Ainda nos machuca os ouvidos a frase “nós não vai ser preso”.
Não é pelo maltrato ao idioma não, nem pela aberração da conjugação do
verbo, porque isso até que passa e vira formalidade num País de treze
milhões de analfabetos, quando o mais grave (muito mais grave) é o
conteúdo da frase mesmo. E também ainda nos machuca as retinas o cariz
de pretensão de impunidade com os quais o “nós não vai ser preso” nos
foi lançado na cara.
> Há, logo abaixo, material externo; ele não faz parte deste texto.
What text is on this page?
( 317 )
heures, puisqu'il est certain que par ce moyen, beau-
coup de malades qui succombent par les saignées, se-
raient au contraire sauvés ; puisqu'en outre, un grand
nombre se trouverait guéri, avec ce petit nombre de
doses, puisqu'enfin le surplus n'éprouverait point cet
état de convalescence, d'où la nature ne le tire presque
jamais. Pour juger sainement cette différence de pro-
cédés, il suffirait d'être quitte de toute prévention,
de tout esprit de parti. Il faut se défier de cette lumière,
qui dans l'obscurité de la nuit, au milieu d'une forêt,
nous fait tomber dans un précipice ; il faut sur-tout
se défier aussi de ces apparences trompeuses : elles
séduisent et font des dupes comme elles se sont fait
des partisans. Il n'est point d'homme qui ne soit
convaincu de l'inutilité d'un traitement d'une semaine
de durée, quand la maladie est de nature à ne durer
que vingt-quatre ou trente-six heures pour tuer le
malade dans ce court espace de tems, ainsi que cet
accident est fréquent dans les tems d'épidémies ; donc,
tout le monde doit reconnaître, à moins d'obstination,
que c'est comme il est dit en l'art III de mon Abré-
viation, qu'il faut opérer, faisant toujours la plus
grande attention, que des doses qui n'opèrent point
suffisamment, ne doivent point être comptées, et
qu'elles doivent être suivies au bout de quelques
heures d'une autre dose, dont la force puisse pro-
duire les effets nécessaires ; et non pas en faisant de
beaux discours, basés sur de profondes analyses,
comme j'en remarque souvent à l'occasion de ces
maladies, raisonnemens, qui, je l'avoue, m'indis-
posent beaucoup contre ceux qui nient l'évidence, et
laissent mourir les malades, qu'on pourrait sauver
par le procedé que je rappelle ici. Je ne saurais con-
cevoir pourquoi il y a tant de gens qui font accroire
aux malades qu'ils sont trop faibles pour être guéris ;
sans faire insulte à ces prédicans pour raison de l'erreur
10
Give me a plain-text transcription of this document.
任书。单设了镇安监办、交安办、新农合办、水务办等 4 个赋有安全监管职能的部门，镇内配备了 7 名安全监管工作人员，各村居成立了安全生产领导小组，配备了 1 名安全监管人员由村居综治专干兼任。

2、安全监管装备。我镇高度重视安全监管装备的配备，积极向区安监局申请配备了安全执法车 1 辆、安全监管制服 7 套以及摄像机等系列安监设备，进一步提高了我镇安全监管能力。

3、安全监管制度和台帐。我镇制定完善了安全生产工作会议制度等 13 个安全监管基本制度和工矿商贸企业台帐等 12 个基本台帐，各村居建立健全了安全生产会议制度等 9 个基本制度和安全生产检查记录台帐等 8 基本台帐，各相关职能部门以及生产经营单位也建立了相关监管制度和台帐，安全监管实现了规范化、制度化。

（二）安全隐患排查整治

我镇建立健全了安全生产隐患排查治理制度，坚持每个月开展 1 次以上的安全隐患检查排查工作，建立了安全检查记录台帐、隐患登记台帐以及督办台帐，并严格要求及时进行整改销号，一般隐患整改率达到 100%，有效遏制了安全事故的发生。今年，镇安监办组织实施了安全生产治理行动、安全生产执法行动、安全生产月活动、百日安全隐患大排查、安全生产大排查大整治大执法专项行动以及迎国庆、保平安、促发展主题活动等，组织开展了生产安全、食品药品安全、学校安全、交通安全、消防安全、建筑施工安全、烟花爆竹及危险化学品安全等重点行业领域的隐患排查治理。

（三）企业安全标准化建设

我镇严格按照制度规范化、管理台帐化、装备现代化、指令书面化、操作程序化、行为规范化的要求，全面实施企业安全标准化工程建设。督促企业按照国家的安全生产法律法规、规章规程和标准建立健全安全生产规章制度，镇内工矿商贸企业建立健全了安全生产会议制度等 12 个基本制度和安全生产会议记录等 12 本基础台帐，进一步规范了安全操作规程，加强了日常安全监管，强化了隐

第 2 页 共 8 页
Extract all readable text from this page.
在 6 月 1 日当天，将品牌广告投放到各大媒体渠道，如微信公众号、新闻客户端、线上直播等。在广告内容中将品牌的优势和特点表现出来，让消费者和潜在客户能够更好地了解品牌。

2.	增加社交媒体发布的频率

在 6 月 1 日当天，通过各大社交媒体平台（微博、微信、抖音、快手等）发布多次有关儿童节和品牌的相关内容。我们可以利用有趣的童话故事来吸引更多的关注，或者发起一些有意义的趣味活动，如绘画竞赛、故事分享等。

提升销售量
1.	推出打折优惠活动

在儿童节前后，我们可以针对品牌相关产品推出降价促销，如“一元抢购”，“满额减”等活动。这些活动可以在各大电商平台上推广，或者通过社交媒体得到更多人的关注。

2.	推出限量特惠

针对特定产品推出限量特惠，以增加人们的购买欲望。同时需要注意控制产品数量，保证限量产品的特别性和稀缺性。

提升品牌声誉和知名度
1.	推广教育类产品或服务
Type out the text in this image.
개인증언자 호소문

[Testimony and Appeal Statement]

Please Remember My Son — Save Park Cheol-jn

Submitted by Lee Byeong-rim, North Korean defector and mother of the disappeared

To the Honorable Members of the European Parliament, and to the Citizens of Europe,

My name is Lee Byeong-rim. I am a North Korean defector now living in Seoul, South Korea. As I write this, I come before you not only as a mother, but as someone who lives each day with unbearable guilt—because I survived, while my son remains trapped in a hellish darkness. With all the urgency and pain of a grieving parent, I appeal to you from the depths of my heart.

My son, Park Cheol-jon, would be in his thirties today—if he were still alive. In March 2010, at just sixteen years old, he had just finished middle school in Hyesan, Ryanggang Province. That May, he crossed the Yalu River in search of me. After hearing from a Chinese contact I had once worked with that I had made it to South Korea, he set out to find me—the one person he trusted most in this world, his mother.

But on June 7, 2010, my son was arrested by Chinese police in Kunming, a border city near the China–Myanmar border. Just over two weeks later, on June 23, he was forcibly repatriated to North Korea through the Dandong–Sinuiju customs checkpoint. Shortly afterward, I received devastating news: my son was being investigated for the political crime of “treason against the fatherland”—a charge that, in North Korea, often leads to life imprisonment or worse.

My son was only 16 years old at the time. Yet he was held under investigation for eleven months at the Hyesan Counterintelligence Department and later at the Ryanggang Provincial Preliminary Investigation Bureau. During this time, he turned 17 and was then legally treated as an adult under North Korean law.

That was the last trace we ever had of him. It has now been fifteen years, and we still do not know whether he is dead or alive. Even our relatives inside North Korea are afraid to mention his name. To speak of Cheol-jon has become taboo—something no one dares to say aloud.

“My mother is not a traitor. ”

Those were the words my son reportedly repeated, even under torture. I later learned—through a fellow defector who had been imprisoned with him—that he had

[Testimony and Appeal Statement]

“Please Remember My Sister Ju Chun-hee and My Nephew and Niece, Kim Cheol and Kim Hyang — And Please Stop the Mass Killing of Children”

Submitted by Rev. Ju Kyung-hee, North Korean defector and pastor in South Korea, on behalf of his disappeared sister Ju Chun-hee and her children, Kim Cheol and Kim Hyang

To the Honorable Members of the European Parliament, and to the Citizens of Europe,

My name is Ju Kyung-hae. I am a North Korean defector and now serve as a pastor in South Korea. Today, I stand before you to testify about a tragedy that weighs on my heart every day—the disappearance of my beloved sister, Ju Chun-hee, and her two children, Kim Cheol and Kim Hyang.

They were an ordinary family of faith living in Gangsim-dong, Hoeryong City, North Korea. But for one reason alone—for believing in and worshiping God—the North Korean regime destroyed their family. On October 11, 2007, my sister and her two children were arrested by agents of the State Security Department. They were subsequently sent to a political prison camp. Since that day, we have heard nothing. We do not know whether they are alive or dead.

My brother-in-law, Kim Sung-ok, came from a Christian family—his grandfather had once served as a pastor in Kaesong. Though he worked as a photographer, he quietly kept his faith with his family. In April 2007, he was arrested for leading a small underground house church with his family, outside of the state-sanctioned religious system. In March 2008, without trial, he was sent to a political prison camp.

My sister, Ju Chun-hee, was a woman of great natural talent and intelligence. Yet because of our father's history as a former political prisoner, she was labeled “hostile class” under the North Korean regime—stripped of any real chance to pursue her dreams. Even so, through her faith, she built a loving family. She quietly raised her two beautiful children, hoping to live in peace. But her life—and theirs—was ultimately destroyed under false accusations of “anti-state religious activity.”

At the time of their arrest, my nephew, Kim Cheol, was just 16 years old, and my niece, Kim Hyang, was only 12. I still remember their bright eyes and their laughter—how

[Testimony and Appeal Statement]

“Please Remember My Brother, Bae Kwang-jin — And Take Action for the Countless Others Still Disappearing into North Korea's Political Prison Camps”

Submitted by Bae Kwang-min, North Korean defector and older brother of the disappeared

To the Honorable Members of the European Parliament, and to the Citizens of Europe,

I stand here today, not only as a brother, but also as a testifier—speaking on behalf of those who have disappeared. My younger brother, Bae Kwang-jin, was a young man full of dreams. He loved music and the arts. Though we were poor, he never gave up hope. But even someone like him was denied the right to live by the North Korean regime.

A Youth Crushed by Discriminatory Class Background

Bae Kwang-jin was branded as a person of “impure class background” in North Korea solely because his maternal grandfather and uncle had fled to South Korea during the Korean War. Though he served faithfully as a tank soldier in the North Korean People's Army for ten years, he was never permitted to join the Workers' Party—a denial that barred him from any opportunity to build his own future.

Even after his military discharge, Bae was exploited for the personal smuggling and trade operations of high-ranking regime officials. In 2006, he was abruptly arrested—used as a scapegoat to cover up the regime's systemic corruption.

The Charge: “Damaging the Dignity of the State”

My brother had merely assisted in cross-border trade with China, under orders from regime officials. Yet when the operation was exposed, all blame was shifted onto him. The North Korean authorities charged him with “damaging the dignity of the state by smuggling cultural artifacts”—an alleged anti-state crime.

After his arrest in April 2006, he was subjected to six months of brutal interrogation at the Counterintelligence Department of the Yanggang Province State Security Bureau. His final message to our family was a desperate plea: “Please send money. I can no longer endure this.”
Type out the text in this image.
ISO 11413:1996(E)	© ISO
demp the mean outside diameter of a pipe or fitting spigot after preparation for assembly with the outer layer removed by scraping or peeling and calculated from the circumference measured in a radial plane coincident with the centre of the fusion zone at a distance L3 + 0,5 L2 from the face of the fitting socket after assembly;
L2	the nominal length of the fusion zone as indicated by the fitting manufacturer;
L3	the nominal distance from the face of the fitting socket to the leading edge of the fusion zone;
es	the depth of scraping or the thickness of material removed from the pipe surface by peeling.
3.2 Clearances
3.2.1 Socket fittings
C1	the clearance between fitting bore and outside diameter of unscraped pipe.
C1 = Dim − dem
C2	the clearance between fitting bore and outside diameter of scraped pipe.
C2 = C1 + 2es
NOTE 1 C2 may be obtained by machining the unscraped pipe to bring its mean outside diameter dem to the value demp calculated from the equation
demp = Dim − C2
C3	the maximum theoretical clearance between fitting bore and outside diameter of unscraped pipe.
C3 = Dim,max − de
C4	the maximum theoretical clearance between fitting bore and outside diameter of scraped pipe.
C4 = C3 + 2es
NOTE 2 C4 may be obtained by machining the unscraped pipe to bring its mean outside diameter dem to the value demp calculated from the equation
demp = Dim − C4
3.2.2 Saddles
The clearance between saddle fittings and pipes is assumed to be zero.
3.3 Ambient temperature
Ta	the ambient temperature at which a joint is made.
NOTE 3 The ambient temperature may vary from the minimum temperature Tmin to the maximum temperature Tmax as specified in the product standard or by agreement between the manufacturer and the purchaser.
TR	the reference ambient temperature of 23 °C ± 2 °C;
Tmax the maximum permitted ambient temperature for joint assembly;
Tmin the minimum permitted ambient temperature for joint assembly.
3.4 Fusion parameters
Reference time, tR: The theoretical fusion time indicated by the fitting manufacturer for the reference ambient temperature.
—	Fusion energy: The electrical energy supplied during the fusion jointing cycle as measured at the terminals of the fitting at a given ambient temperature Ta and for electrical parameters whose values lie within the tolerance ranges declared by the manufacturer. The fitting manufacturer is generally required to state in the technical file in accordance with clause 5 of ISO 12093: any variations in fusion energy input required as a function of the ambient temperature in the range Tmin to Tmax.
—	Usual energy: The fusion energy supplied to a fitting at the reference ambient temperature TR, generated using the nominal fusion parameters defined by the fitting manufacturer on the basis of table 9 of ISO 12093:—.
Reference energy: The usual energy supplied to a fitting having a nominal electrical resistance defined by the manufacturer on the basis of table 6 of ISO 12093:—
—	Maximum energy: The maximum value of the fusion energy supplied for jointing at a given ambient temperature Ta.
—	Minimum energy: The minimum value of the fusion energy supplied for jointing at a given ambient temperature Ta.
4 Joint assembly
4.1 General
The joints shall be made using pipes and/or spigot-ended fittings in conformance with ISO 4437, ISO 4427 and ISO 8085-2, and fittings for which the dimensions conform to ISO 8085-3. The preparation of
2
O dono da pérola, isso todo brasileiro com um fio
de barba de vergonha sabe quem é, porque em gente boa dói mais, muito
mais, coisas desse tipo: o senhor Joesley Batista, ex-todo-poderoso dono
da J&F. As voltas que o mundo dá, e ele agora está trancafiado, por
irônica cilada do destino, juntamente com o seu interlocutor no tosco
diálogo que gerou a frase. O nome do parceiro de corrupção é Ricardo
Saud, ex-alto diretor da empresa. O irmão de Joesley, Wesley, seguiu o
mesmo caminho, aquele que tem levado muita gente a sair de suas mansões,
por ordem judicial, e ir morar contrariado em cubículos de nove metros
quadrados, sem vaso sanitário e sem água quente. Wesley está preso sob
acusação de manipular o mercado financeiro.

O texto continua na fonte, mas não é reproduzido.